La fine di un capitolo importante della sua vita, ai box anche la fidanzata Francesca Novello, vola qualche lacrima. “Era come un bel film in due parti, entrambe belle e intense. È stata una parte importante della mia carriera sportiva, ma anche della mia vita. Mi mancherà soprattutto la mia gente, perché la mia situazione a livello tecnico non cambia molto. Questi 15 anni sono stati una parte importante della mia vita – ammette Valentino Rossi – lascerò molti amici. Tornare ai box è stato molto emozionante, perché questa storia finisce con persone che sono importanti per me, come i miei meccanici Alex e Brent“.

Il Dottore in Petronas SRT

Nei prossimi mesi il 41enne di Tavullia lavorerà molto su se stesso, soprattutto per migliorarsi nelle qualifiche. Perché la M1 è una moto che sa rendere tanto se parte davanti. “Quest’inverno lavorerò su me stesso, soprattutto con l’obiettivo di migliorare in qualifica, ora è diventato qualcosa di importante. Metterò anche pressione sulla Yamaha per fare un buon lavoro e migliorare in alcune aree. Il prossimo anno sarà una grande sfida e voglio che ci prepariamo“. Nella prossima stagione MotoGP avrà a disposizione una moto factory, alla pari di Vinales e Quartararo. “Essere nella squadra ufficiale ha dei vantaggi perché ci sono più persone che lavorano sulla moto, a livello numerico hanno più forza lavoro. Ma ha anche i suoi svantaggi, perché hai tante cose da provare per continuare con lo sviluppo. In una squadra satellite devi solo concentrarti sulla tua prestazione ogni fine settimana e ultimamente le squadre satellite sembrano lavorare meglio“.

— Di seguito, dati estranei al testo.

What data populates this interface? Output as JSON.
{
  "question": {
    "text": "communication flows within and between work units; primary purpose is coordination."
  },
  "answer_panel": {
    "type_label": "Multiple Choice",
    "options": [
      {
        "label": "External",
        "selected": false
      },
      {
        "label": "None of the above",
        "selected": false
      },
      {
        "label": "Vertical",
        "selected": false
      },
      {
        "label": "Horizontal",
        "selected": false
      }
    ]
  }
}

Nel 2021 Vinales e Quartararo dovranno trainarsi a vicenda, il destino Yamaha è nelle loro mani. “Ci sarà una grande lotta per sapere chi è il maschio alfa, il vero gallo nel pollaio (ride). Può essere una situazione difficile da gestire, ma anche un vantaggio, perché li motiverà entrambi“, ha concluso Valentino Rossi. Da parte sua proseguirà a dare indicazioni per l’evoluzione del prototipo, ammesso che venga ascoltato. “Negli ultimi anni ho lasciato l’anima cercando di migliorare la moto, ma parliamo da tempo degli stessi problemi e non è cambiato molto. Penso che la Yamaha dovrà fare la differenza“.